According to Insitu, the main channel at Corpus Christi was blocked with submerged debris, preventing regular shipping traffic – typically moving approximately $100 million in goods per day – from entering the port. The Insitu team conducted main channel assessments and identified hazards to navigation and damage to the port’s critical infrastructure. The team located a submerged ship in the bay and provided debris maps and other information to response crews, contributing to reopening the port within six days, the company says.

In Sugarland, a second base of operations was established, where Insitu used payloads including infrared and full-color video, telescopic optics, and broad-area precision mapping for information delivery. The team flew the ScanEagle BVLOS here, as well.

In September, Insitu relocated its ScanEagles and crews to assist with fire suppression at the Eagle Creek Fire in Oregon, located across the Columbia River from the Insitu headquarters in Bingen. The company says the Eagle Creek fire hit very close to home, burning nearly 50,000 acres throughout the Columbia River Gorge region and forcing many residents and Insitu employees and their families to evacuate.

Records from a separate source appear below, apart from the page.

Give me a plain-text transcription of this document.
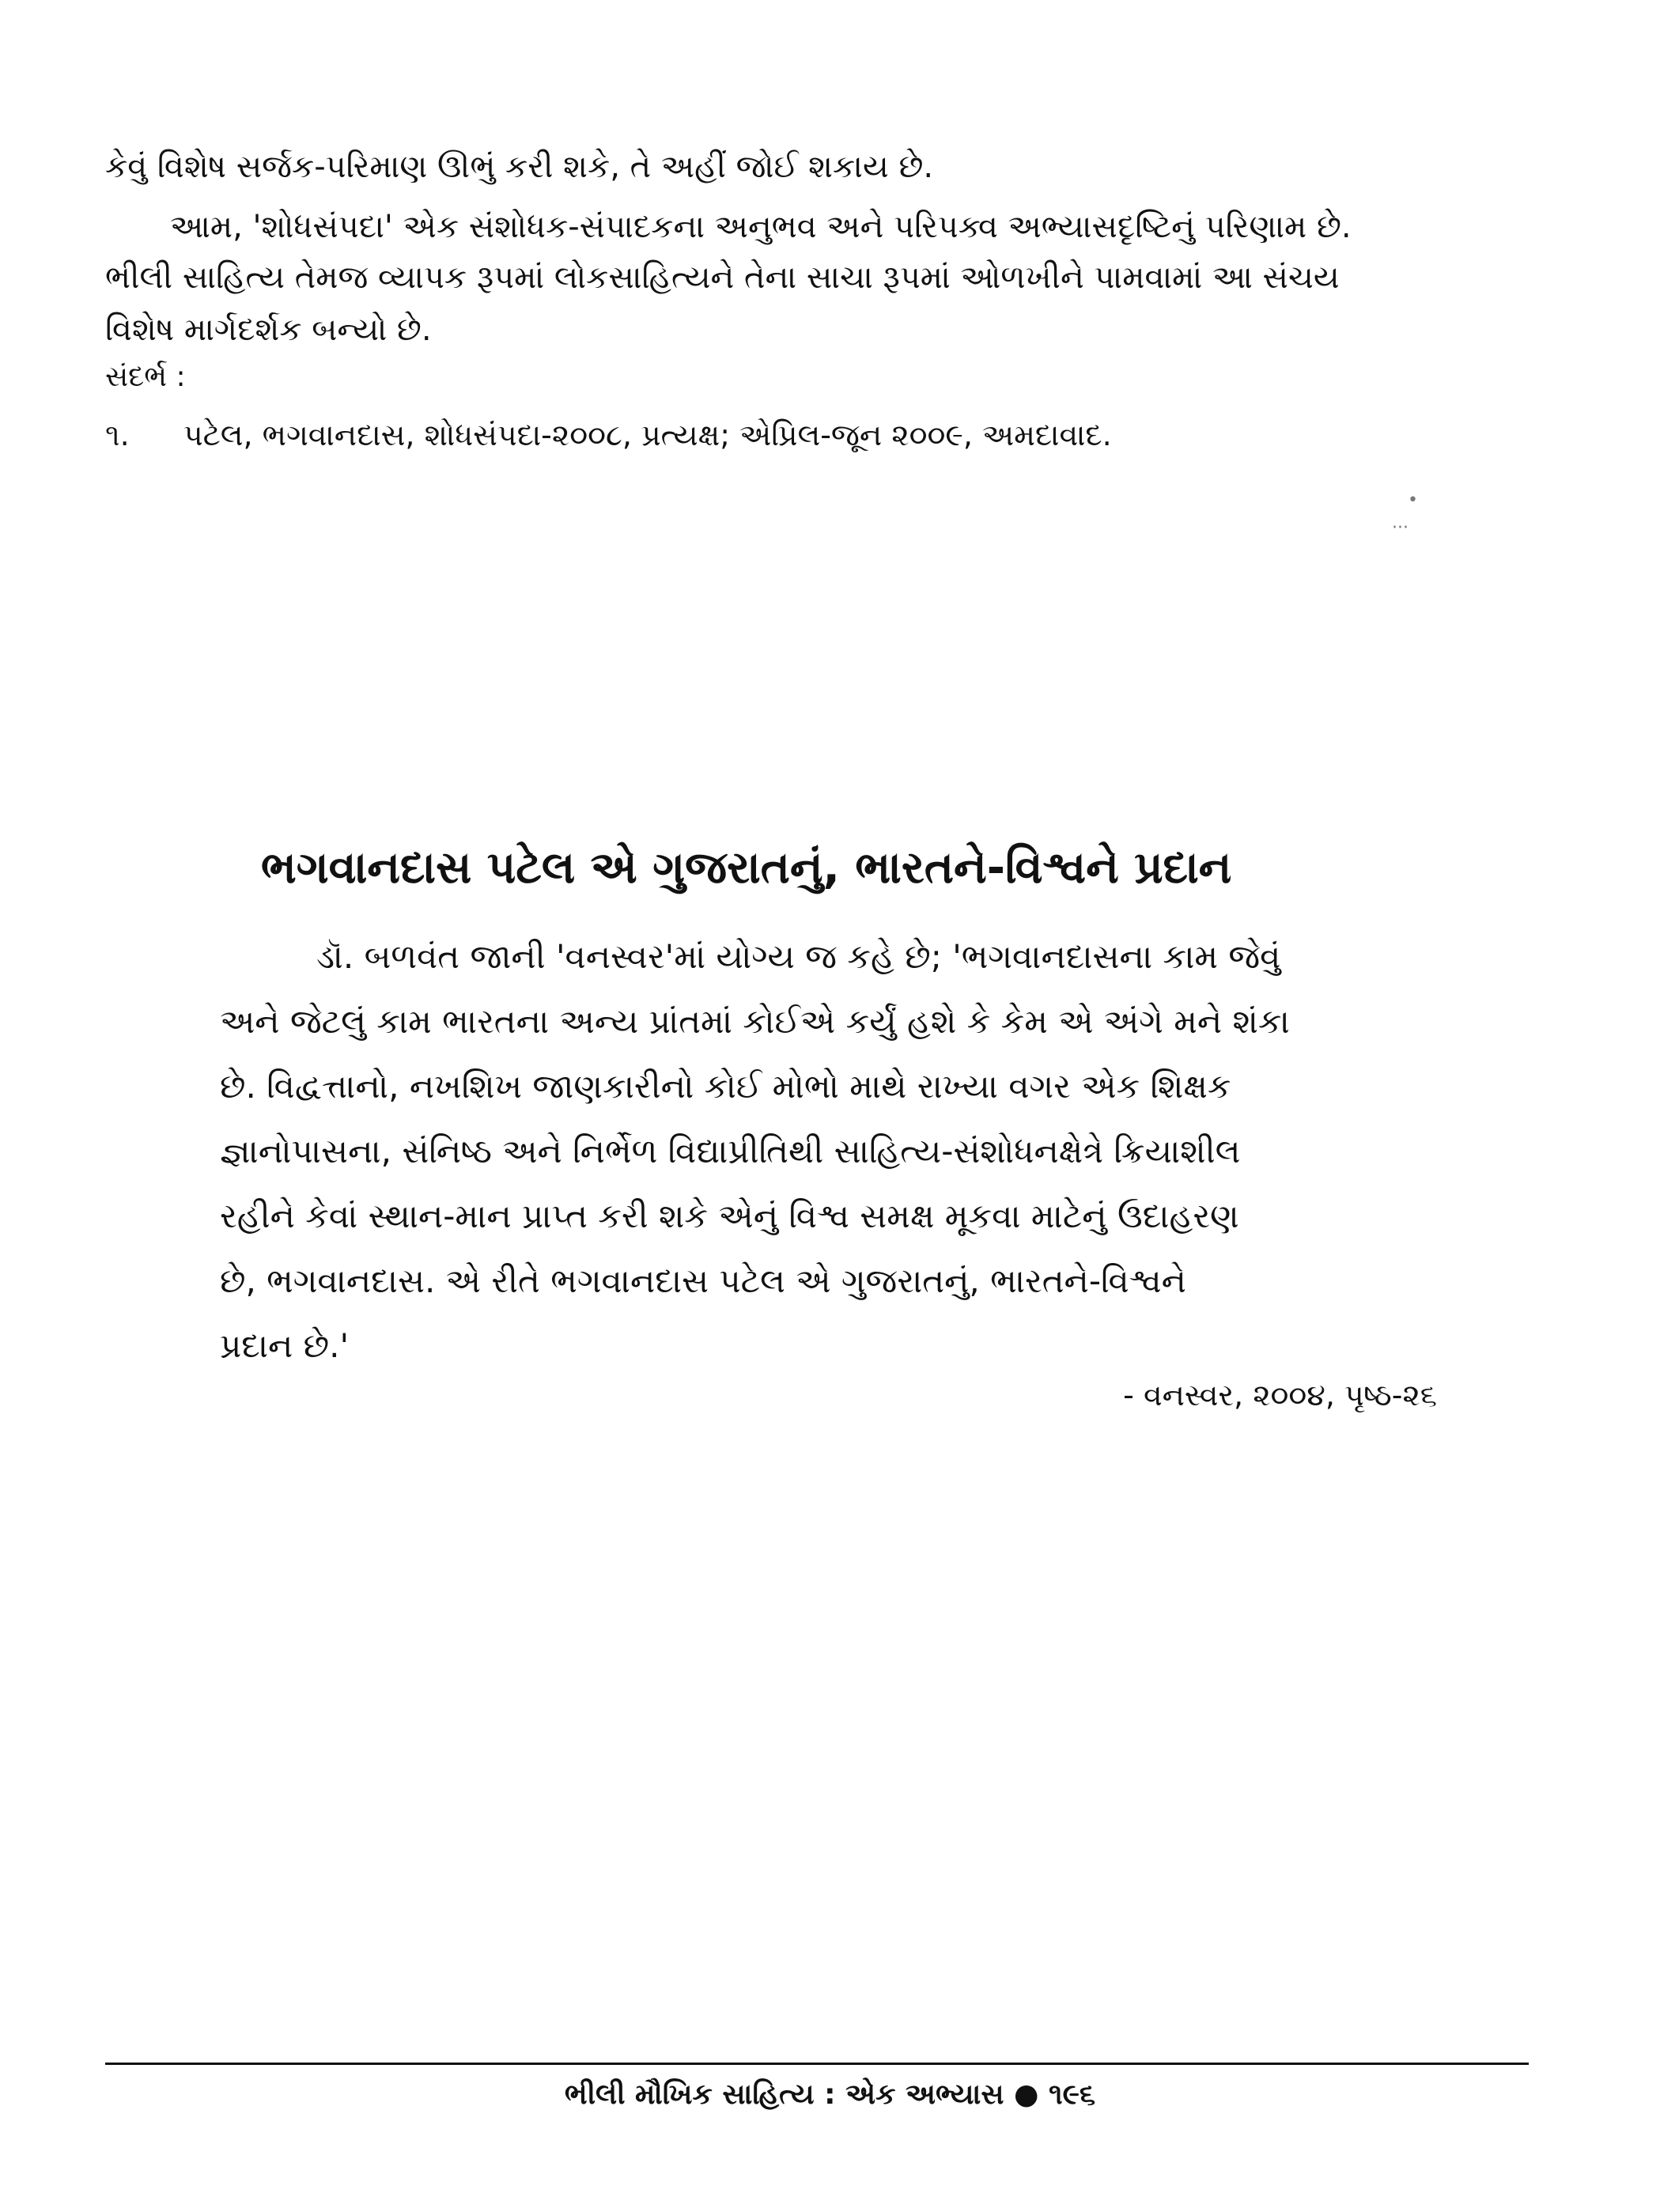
કેવું વિશેષ સર્જક-પરિમાણ ઊભું કરી શકે, તે અહીં જોઈ શકાય છે.
આમ, 'શોધસંપદા' એક સંશોધક-સંપાદકના અનુભવ અને પરિપક્વ અભ્યાસદૃષ્ટિનું પરિણામ છે.
ભીલી સાહિત્ય તેમજ વ્યાપક રૂપમાં લોકસાહિત્યને તેના સાચા રૂપમાં ઓળખીને પામવામાં આ સંચય
વિશેષ માર્ગદર્શક બન્યો છે.
સંદર્ભ :
૧. પટેલ, ભગવાનદાસ, શોધસંપદા-૨૦૦૮, પ્રત્યક્ષ; એપ્રિલ-જૂન ૨૦૦૯, અમદાવાદ.
•
···
ભગવાનદાસ પટેલ એ ગુજરાતનું, ભારતને-વિશ્વને પ્રદાન
ડૉ. બળવંત જાની 'વનસ્વર'માં યોગ્ય જ કહે છે; 'ભગવાનદાસના કામ જેવું
અને જેટલું કામ ભારતના અન્ય પ્રાંતમાં કોઈએ કર્યું હશે કે કેમ એ અંગે મને શંકા
છે. વિદ્વત્તાનો, નખશિખ જાણકારીનો કોઈ મોભો માથે રાખ્યા વગર એક શિક્ષક
જ્ઞાનોપાસના, સંનિષ્ઠ અને નિર્ભેળ વિદ્યાપ્રીતિથી સાહિત્ય-સંશોધનક્ષેત્રે ક્રિયાશીલ
રહીને કેવાં સ્થાન-માન પ્રાપ્ત કરી શકે એનું વિશ્વ સમક્ષ મૂકવા માટેનું ઉદાહરણ
છે, ભગવાનદાસ. એ રીતે ભગવાનદાસ પટેલ એ ગુજરાતનું, ભારતને-વિશ્વને
પ્રદાન છે.'
- વનસ્વર, ૨૦૦૪, પૃષ્ઠ-૨૬
ભીલી મૌખિક સાહિત્ય : એક અભ્યાસ ● ૧૯૬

At the fire, the ScanEagle system provided near-real-time data for firefighters and first responders, increased situational awareness and safety, and supported planning and resource allocation, says Insitu. The ScanEagle can supplement manned firefighting fleets by flying the gaps – operating during dense smoke conditions or at night, when manned aircraft typically are grounded due to hazardous flying conditions for pilots.

Providing both unmanned and manned aerial sensing services, Insitu says it also delivered near-real-time video and geo-referenced still images of points of interest at the Eagle Creek fire, allowing geographic information system (GIS) specialists to perform analyses using Esri’s ArcGIS software.

Later, in October, Insitu moved from Oregon to northern California, where the ScanEagle averaged approximately 10 flight hours per night over several nights at the Mendocino Complex fire and, subsequently, at the Central Complex fire in Santa Rosa. The drone collected and processed data on hotspot and fire line locations, as well as disseminated up-to-date information to firefighters for their morning planning meetings.

“Throughout August, September and October, we were extremely busy assisting with disaster recovery and fire suppression activities,” comments Mark Bauman, vice president and general manager for Insitu Commercial. “We are very pleased to provide our expertise in aerial remote sensing and data analytics to deliver valuable information for first responders and incident commanders.”

All efforts for airspace access were coordinated with the Federal Aviation Administration, as well as the various fire suppression agencies, the company notes.